Zwabbervoet

Het land is in shocktoestand. De val van onze regering en het onzalige gekluns dat daaraan vooraf ging is in één klap vergeten. Al die opgeblazen humbug over de veiligheid op straat is overbodig geworden, want het hele volk zit uitgeteld voor de kijkbuis.
Het is stil in Nederland, want door de dwaze aktie van slechts één persoon hebben we een nooit verwacht verlies geleden. De natie is in diepe rouw, want Sven is zijn tweede goud kwijt. En dat kwam niet door eigen falen maar door een bemoeizuchtige coach. Een verkeerde wissel. Hoe is het toch mogelijk?

Nou, dat zal ik u eens haarfijn uitleggen. Die coach heet namelijk Gerard Kemkers en die ken ik een beetje. Nee, niet persoonlijk, hoewel het na jaren investeren in zitvlees om de afloop van die ellenlange allround toernooien mee te maken wel zo voelt. Vooral de 10 kilometer is een beproeving die de vergelijking met de zwaarste Oosterse meditatietechnieken glansrijk doorstaat.

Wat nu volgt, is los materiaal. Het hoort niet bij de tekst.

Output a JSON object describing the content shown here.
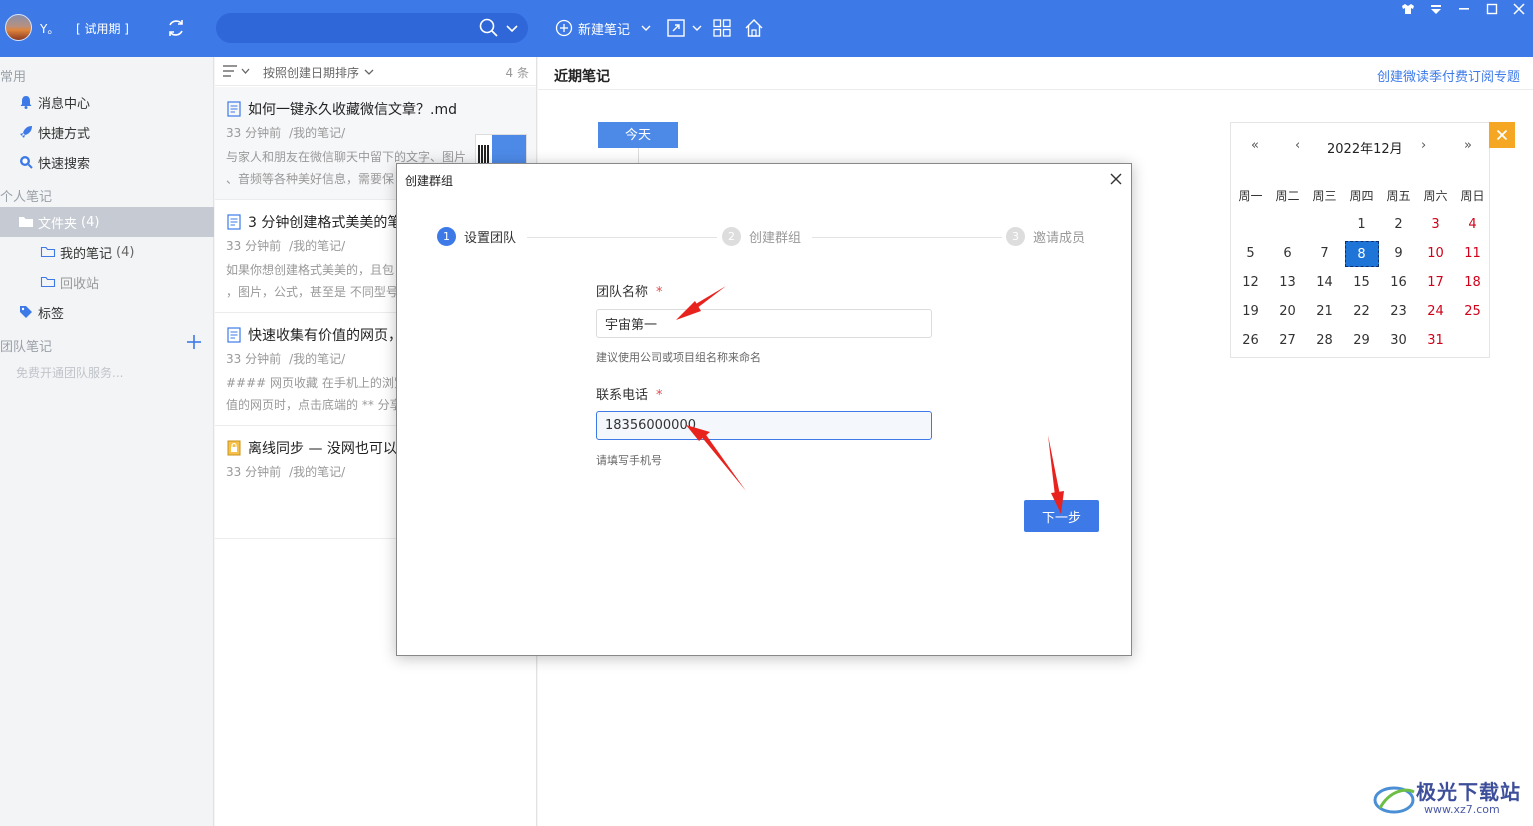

Goed, die Kemkers dus. Dat was vroeger een verdienstelijke schaatser, die aardig wat medaljes bij elkaar gesprokkeld heeft. Hij was alleen nooit de beste. Altijd in de schaduw van Hein Vergeer en Leo Visser, ik geef het je te doen. Toen hij eindelijk zo hard had getraind (en zijn maatjes inmiddels iets nuttigs deden) dat de voorgrond niet meer aan hem voorbij kon gaan maakte hij een vrij abrupt einde aan zijn carriere. De reden? Een zwabbervoet. Wasdà, hoor ik u vragen?
Het komt erop neer dat hij een van zijn voeten niet meer recht op het ijs kon zetten. En dat is toch niet onbelangrijk als je als schaatser mee wilt tellen. Ik zie hem nog voor de camera staan om ons, het met successen verwende kijkvolk, te vertellen dat hij zo echt niet meer hard kon. De tranen stonden in zijn ogen, zijn stem brak en ik lag dubbel van het lachen op de bank.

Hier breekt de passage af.